Fico had already experienced night work prior to this experience. He was also the only opposition MP who sat all night in parliament on “the night of long knives” in 1994, which marked the ascension to power by HZDS and Vladimír Mečiar.
The prime minister was also invited to complete night work in a bakery, at filling station, and at a production line in the Nexis Fibers plant, the Nový Čas tabloid daily wrote.
During his shift, Fico produced almost 500 welds, he told the TASR newswire.
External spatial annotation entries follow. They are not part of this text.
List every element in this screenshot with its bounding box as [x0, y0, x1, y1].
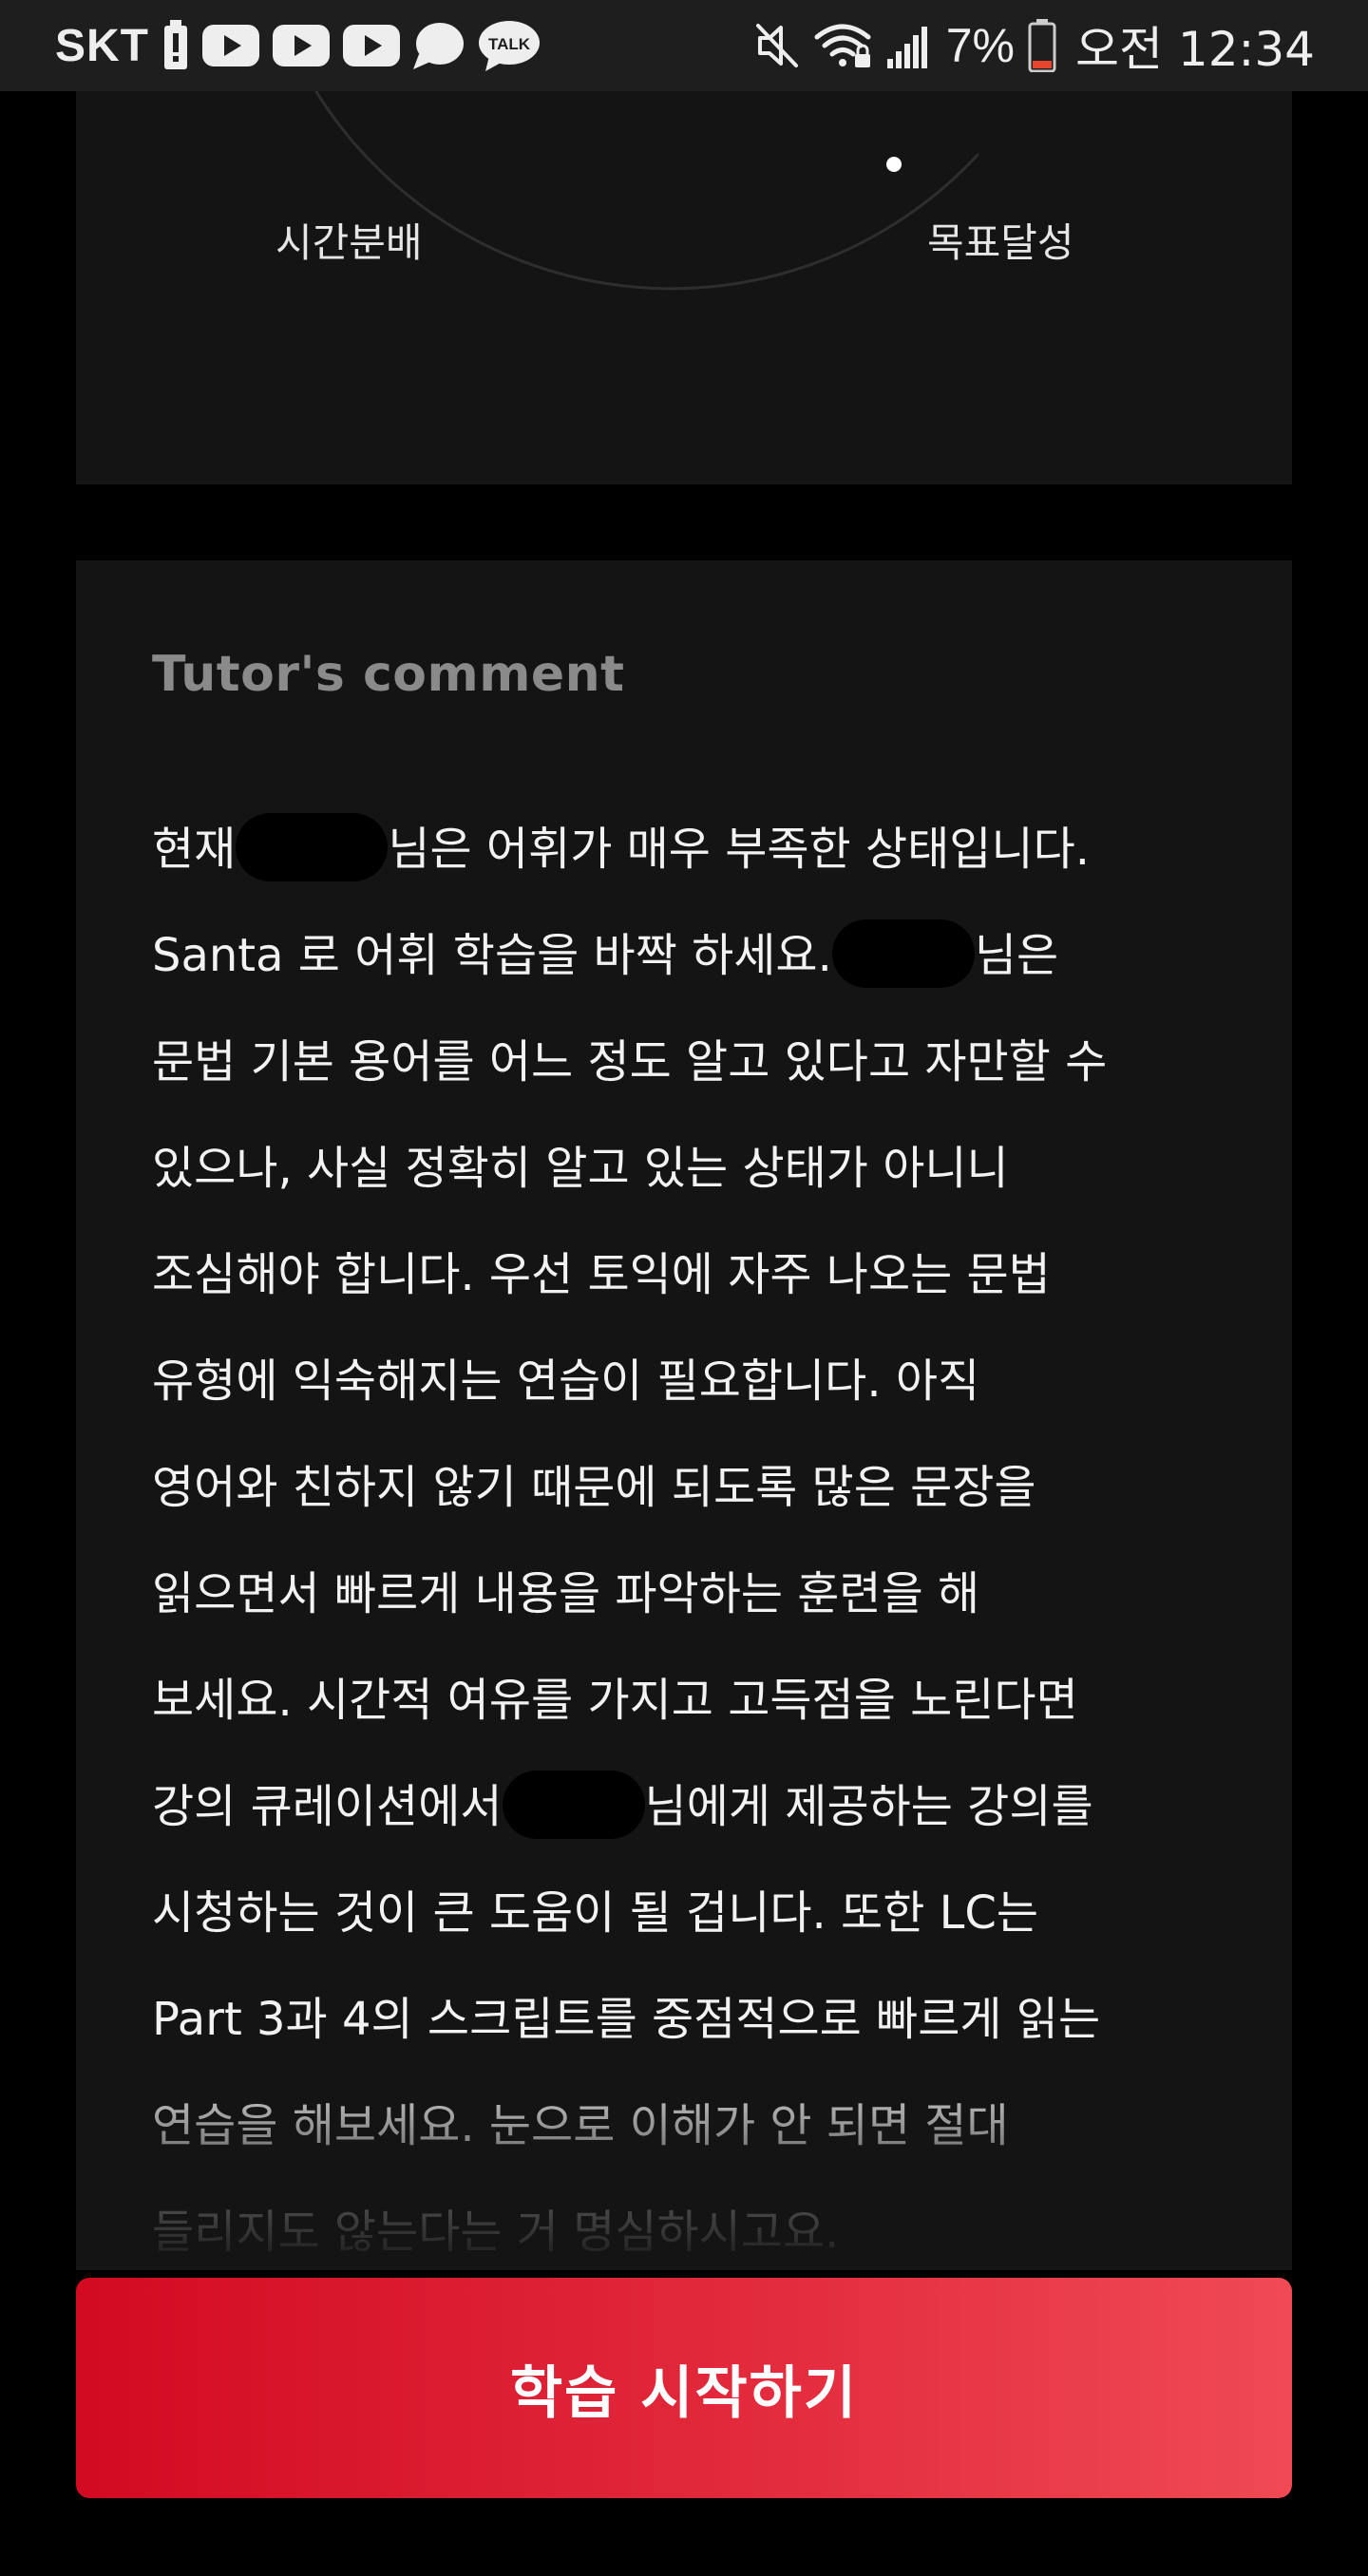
- kakaotalk-icon: TALK: [478, 20, 541, 71]
- comment-text: 님에게 제공하는 강의를: [644, 1780, 1093, 1833]
- status-bar-left: SKT TALK: [55, 0, 541, 91]
- comment-text: 현재: [152, 823, 237, 876]
- start-learning-button[interactable]: 학습 시작하기: [76, 2278, 1292, 2498]
- youtube-icon: [343, 25, 400, 66]
- tutor-comment-card: Tutor's comment 현재 님은 어휘가 매우 부족한 상태입니다. S…: [76, 560, 1292, 2270]
- comment-line: 시청하는 것이 큰 도움이 될 겁니다. 또한 LC는: [152, 1886, 1039, 1940]
- comment-line: Santa 로 어휘 학습을 바짝 하세요. 님은: [152, 902, 1235, 1009]
- mute-icon: [754, 22, 800, 69]
- radar-label-goal-achievement: 목표달성: [927, 219, 1074, 266]
- comment-line: 문법 기본 용어를 어느 정도 알고 있다고 자만할 수: [152, 1035, 1108, 1089]
- clock-time: 오전 12:34: [1075, 22, 1315, 77]
- carrier-name: SKT: [55, 20, 149, 71]
- redacted-name: [831, 919, 975, 988]
- comment-line: 보세요. 시간적 여유를 가지고 고득점을 노린다면: [152, 1674, 1078, 1727]
- signal-icon: [885, 23, 933, 68]
- radar-data-point-goal: [886, 157, 902, 172]
- comment-text: 님은 어휘가 매우 부족한 상태입니다.: [388, 823, 1091, 876]
- comment-line: 연습을 해보세요. 눈으로 이해가 안 되면 절대: [152, 2099, 1009, 2152]
- battery-low-icon: [1028, 19, 1056, 72]
- chat-bubble-icon: [413, 22, 465, 69]
- screen: SKT TALK 7% 오전 12:34 시간분배 목표달성 Tutor's c…: [0, 0, 1368, 2576]
- radar-label-time-allocation: 시간분배: [276, 219, 423, 266]
- comment-text: 강의 큐레이션에서: [152, 1780, 503, 1833]
- redacted-name: [236, 813, 389, 881]
- status-bar-right: 7% 오전 12:34: [754, 0, 1315, 91]
- comment-line: 읽으면서 빠르게 내용을 파악하는 훈련을 해: [152, 1567, 980, 1620]
- comment-line: 있으나, 사실 정확히 알고 있는 상태가 아니니: [152, 1142, 1009, 1195]
- battery-alert-icon: [162, 20, 189, 71]
- youtube-icon: [202, 25, 259, 66]
- redacted-name: [502, 1771, 645, 1839]
- tutor-comment-body: 현재 님은 어휘가 매우 부족한 상태입니다. Santa 로 어휘 학습을 바짝…: [152, 796, 1235, 2270]
- comment-line: 영어와 친하지 않기 때문에 되도록 많은 문장을: [152, 1461, 1036, 1514]
- comment-text: Santa 로 어휘 학습을 바짝 하세요.: [152, 929, 832, 982]
- comment-line: 들리지도 않는다는 거 명심하시고요.: [152, 2206, 840, 2259]
- comment-line: Part 3과 4의 스크립트를 중점적으로 빠르게 읽는: [152, 1993, 1101, 2046]
- wifi-icon: [813, 22, 872, 69]
- comment-text: 님은: [974, 929, 1059, 982]
- comment-line: 유형에 익숙해지는 연습이 필요합니다. 아직: [152, 1354, 980, 1408]
- kakaotalk-badge-text: TALK: [488, 35, 531, 53]
- battery-percent: 7%: [945, 19, 1015, 72]
- tutor-comment-title: Tutor's comment: [152, 646, 625, 703]
- comment-line: 조심해야 합니다. 우선 토익에 자주 나오는 문법: [152, 1248, 1051, 1301]
- comment-line: 현재 님은 어휘가 매우 부족한 상태입니다.: [152, 796, 1235, 902]
- status-bar: SKT TALK 7% 오전 12:34: [0, 0, 1368, 91]
- youtube-icon: [273, 25, 330, 66]
- comment-line: 강의 큐레이션에서 님에게 제공하는 강의를: [152, 1753, 1235, 1860]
He added at a briefing on November 26 that the proposed increase in extra payments for the night work will face a massive resistance from entrepreneurs in Slovakia.
Businessmen will hate it
“I’m keeping my fingers crossed for all people, because I know the aversion of some entrepreneurs in Slovakia to night work bonuses will be enormous,” PM said, as quoted by TASR. “However, I believe the proposal will eventually be passed in parliament.”
Fico took the night shift as a display of solidarity.
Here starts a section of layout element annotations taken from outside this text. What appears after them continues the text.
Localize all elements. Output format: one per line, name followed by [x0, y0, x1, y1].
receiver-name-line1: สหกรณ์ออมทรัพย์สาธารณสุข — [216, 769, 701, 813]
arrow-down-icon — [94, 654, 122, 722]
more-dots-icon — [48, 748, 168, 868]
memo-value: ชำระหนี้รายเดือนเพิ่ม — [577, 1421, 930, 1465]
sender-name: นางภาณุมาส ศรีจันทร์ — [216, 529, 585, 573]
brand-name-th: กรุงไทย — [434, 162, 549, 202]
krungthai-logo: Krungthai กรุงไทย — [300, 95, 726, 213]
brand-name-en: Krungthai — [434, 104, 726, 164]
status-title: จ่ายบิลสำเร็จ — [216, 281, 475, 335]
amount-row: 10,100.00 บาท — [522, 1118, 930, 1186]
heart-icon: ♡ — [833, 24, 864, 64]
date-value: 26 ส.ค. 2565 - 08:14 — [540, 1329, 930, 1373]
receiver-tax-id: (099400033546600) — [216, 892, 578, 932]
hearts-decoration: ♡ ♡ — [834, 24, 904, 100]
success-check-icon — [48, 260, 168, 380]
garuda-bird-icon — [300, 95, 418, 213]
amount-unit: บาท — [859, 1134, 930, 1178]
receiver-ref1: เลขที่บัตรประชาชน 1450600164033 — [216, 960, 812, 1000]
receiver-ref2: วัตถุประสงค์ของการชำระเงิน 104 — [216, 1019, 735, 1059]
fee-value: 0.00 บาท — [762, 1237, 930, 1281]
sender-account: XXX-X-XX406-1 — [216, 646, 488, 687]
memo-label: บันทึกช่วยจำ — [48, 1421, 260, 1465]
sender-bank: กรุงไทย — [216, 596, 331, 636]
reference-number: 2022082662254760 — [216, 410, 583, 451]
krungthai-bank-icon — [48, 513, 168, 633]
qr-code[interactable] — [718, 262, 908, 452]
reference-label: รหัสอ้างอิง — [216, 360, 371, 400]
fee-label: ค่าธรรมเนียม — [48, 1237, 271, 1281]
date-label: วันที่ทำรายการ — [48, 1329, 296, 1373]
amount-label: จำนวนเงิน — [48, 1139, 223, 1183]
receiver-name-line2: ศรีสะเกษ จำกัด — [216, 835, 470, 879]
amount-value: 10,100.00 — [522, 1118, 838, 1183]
“The PM did an excellent job because beginners produce on average 300-350 welds, and Fico made 497 welds, which is a decent performance given the fact that he did the job for the first time in his life,” the company's director Peter Žatkulák commented for TASR, adding that an experienced worker produces approximately 650 welds of this type per shift.Read also:
The IAC Group has not calculated yet how much the increased extra payments will impact the expenses, according to Žatkulák.
Higher bonuses for night, weekend and holiday work are part of the measures introduced by the coalition in the so-called social package. In an amendment to the Labour Code, MPs of the governing Smer party have proposed increasing bonuses for night work from 20 percent to 50 percent of the minimum wage as of May 2018. Bonuses for holiday work should go up from 50 percent of an employee's average salary to 100 percent. Bonuses for weekend work should be introduced as well, amounting to at least 100 percent of the minimum wage.
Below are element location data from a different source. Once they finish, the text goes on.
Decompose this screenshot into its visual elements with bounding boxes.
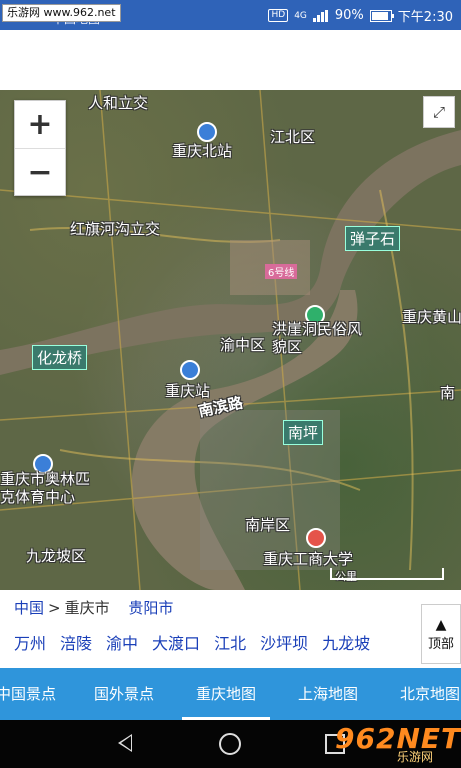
map-label: 南坪 — [283, 420, 324, 445]
map-label: 南 — [440, 384, 456, 402]
breadcrumb: 中国 > 重庆市 贵阳市 — [14, 597, 173, 618]
zoom-out-button[interactable]: − — [15, 149, 65, 196]
map-label: 重庆黄山 — [402, 308, 461, 326]
tab-china-sights[interactable]: 中国景点 — [0, 668, 56, 720]
breadcrumb-root-link[interactable]: 中国 — [14, 599, 44, 617]
map-label: 渝中区 — [220, 336, 266, 354]
status-bar: 中国地图 乐游网 www.962.net HD 4G 90% 下午2:30 — [0, 0, 461, 30]
map-label: 江北区 — [270, 128, 316, 146]
district-link[interactable]: 渝中 — [106, 630, 138, 654]
map-label: 南岸区 — [245, 516, 291, 534]
breadcrumb-current: 重庆市 — [64, 599, 110, 617]
district-link[interactable]: 涪陵 — [60, 630, 92, 654]
tab-shanghai-map[interactable]: 上海地图 — [298, 668, 358, 720]
map-label: 重庆站 — [165, 382, 211, 400]
back-icon[interactable] — [118, 734, 132, 752]
map-scale-bar — [330, 568, 444, 580]
map-label: 九龙坡区 — [26, 547, 87, 565]
map-label: 重庆工商大学 — [263, 550, 354, 568]
metro-line-label: 6号线 — [265, 264, 298, 279]
tab-chongqing-map[interactable]: 重庆地图 — [182, 668, 271, 720]
district-link[interactable]: 江北 — [214, 630, 246, 654]
satellite-map[interactable]: + − ⤢ 人和立交 重庆北站 江北区 红旗河沟立交 弹子石 6号线 重庆黄山 … — [0, 90, 461, 590]
tab-bar: 中国景点 国外景点 重庆地图 上海地图 北京地图 — [0, 668, 461, 720]
home-icon[interactable] — [219, 733, 241, 755]
district-link[interactable]: 万州 — [14, 630, 46, 654]
battery-percent: 90% — [334, 8, 364, 23]
map-label: 红旗河沟立交 — [70, 220, 161, 238]
breadcrumb-separator: > — [48, 599, 61, 617]
district-links: 万州 涪陵 渝中 大渡口 江北 沙坪坝 九龙坡 — [14, 630, 370, 654]
hd-icon: HD — [268, 9, 289, 22]
zoom-in-button[interactable]: + — [15, 101, 65, 149]
map-label: 重庆北站 — [172, 142, 233, 160]
map-label: 重庆市奥林匹克体育中心 — [0, 470, 91, 506]
map-label: 洪崖洞民俗风貌区 — [272, 320, 363, 356]
university-pin-icon[interactable] — [306, 528, 326, 548]
back-to-top-label: 顶部 — [427, 636, 454, 652]
map-label: 弹子石 — [345, 226, 401, 251]
clock: 下午2:30 — [397, 10, 453, 25]
watermark: 乐游网 www.962.net — [2, 4, 121, 22]
back-to-top-button[interactable]: ▲ 顶部 — [421, 604, 461, 664]
map-label: 化龙桥 — [32, 345, 88, 370]
station-pin-icon[interactable] — [180, 360, 200, 380]
district-link[interactable]: 大渡口 — [152, 630, 200, 654]
zoom-control: + − — [14, 100, 66, 196]
station-pin-icon[interactable] — [197, 122, 217, 142]
battery-icon — [369, 9, 394, 22]
breadcrumb-sibling-link[interactable]: 贵阳市 — [128, 599, 173, 617]
fullscreen-icon: ⤢ — [432, 103, 445, 121]
tab-beijing-map[interactable]: 北京地图 — [400, 668, 460, 720]
tab-foreign-sights[interactable]: 国外景点 — [94, 668, 154, 720]
district-link[interactable]: 九龙坡 — [322, 630, 370, 654]
network-label: 4G — [294, 10, 307, 21]
logo-subtext: 乐游网 — [397, 750, 434, 764]
site-logo: 962NET 乐游网 — [335, 722, 460, 764]
district-link[interactable]: 沙坪坝 — [260, 630, 308, 654]
up-arrow-icon: ▲ — [435, 616, 447, 633]
fullscreen-button[interactable]: ⤢ — [423, 96, 455, 128]
map-label: 人和立交 — [88, 94, 149, 112]
signal-icon — [312, 9, 329, 22]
Opposition slams the cheap populism
The opposing parties Ordinary People and Independent Personalities (OĽaNO), Freedom and solidarity (SaS) and the extra-parliamentary Christian Democratic Movement (KDH) condemn Fico's gesture of solidarity, calling it instead cheap theatre, a farce and an effort to slow down the fall in support for Smer.
OĽaNO head Igor Matovič said that Slovakia experienced unprecedented theatre over the previous night on the part of the prime minister, who has been the most powerful man in the country for ten years but until now has not once thought of higher bonuses for night, weekend and holiday work, as cited by TASR. Moreover, the governing Smer party did not support an OĽaNO-sponsored proposal to increase the bonuses some six months ago.
SaS leader, Richard Sulík, views the prime minister’s night shift as a farce and called on Fico to stay at the factory longer than one night.
“He should stay in that factory and work manually because when he works by his own head, he only causes problems and economic damage to the country,” Sulík said, as quoted by TASR. The SaS head went on to say that going to a factory for one night is a thrilling experience rather than a serious job.